Overlap and Depth Buffering

Overlap and Depth Buffering
Prev	Chapter 5. Objects in Depth	Next

Regardless of how we render the objects, there is a strange visual problem with what we're rendering:

If the smaller object is truly behind the larger one, why is it being rendered on top of the larger one? Well, to answer that question, we need to remember what OpenGL is.

The OpenGL specification defines a rasterization-based renderer. Rasterizers offer great opportunities for optimizations and hardware implementation, and using them provides great power to the programmer. However, they're very stupid. A rasterizer is basically just a triangle drawer. Vertex shaders tell it what vertex positions are, and fragment shaders tell it what colors to put within that triangle. But no matter how fancy, a rasterization-based render is just drawing triangles.

That's fine in general because rasterizers are very fast. They are very good at drawing triangles.

But rasterizers do exactly and only what the user says. They draw each triangle in the order given. This means that, if there is overlap between multiple triangles in window space, the triangle that is rendered last will be the one that is seen.

This problem is called hidden surface elimination.
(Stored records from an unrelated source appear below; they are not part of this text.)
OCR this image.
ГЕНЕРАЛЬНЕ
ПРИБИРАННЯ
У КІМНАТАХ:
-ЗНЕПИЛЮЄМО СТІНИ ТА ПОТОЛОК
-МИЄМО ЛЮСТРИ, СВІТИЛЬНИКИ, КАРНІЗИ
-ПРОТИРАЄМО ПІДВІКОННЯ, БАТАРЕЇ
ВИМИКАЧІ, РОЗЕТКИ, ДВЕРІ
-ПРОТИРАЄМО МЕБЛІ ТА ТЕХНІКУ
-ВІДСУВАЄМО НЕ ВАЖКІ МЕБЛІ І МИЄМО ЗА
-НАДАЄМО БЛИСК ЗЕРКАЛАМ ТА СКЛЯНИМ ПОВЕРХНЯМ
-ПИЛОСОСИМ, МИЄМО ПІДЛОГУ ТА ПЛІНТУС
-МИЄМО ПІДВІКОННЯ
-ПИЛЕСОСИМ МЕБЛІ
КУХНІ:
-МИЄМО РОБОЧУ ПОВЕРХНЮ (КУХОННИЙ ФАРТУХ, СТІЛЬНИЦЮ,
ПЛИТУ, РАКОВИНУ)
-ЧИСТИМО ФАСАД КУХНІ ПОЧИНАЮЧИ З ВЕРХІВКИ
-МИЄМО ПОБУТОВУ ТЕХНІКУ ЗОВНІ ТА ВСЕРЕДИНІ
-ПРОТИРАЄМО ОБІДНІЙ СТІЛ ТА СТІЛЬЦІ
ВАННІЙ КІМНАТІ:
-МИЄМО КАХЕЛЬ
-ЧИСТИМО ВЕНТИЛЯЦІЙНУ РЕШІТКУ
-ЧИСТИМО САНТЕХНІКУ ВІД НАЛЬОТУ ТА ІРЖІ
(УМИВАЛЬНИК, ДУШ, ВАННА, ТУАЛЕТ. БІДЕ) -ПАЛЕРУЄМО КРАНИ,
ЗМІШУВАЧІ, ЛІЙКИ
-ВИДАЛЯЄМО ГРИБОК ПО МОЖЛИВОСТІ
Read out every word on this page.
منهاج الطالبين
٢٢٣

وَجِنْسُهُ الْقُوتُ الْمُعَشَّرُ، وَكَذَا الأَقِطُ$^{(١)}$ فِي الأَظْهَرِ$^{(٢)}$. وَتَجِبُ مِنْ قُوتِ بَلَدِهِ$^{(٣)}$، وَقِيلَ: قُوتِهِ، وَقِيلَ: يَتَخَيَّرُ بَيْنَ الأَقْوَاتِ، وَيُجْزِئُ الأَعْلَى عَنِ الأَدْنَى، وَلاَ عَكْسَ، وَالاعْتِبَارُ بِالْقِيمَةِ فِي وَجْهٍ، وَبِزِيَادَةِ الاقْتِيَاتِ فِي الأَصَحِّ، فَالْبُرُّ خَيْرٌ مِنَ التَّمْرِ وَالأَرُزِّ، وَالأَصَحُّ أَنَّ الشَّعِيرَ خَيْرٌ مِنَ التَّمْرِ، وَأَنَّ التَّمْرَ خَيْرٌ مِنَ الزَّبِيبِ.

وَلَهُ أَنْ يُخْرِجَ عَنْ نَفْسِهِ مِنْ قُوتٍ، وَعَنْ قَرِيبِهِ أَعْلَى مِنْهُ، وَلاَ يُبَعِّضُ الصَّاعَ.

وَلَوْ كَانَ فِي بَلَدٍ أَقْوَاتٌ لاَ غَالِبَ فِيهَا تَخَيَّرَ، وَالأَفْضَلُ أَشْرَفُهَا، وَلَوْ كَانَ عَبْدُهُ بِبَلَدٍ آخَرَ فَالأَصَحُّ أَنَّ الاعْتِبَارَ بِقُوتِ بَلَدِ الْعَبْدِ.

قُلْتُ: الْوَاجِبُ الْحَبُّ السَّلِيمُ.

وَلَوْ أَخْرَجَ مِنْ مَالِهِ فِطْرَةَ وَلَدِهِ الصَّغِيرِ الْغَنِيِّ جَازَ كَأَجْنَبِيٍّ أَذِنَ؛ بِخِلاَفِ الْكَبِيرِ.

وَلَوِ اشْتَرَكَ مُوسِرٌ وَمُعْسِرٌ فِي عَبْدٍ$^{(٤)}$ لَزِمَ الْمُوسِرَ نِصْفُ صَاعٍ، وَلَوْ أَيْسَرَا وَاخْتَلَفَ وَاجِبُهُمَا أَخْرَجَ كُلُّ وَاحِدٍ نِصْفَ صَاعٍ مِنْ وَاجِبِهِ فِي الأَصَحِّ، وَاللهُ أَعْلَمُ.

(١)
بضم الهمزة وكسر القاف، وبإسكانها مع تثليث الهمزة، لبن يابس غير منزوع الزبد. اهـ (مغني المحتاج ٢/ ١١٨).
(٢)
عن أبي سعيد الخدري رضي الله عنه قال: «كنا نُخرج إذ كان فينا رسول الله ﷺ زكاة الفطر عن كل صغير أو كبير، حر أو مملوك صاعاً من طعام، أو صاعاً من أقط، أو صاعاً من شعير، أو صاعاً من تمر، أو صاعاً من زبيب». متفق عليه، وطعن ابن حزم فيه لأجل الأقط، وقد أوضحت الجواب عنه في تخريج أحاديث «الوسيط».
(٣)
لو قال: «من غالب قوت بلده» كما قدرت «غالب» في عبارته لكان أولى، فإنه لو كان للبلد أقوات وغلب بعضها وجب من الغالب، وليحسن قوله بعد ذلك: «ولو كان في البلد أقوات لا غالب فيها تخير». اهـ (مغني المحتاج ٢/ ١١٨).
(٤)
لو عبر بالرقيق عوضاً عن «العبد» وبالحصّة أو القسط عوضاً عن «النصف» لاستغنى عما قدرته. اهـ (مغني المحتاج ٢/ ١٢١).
The first thing you might think of when solving this problem is to simply render the most distant objects first. This is called depth sorting. As you might imagine, this “solution” scales incredibly poorly. Doing it for each triangle is prohibitive, particularly with scenes with millions of triangles.

And the worst part is that even if you put in all the effort, it does not actually work. Not all the time at any rate. Many trivial cases can be solved via depth sorting, but non-trivial cases have real problems. You can have an arrangement of 3 triangles where each overlaps the other, such that there simply is no order you can render them in to achieve the right effect.

Figure 5.2. Three Overlapping Triangles

Even worse, it does nothing for inter-penetrating triangles; that is, triangles that pass through each other in 3D space (as opposed to just from the perspective of the camera).

Depth sorting is not going to cut it; clearly, we need something better.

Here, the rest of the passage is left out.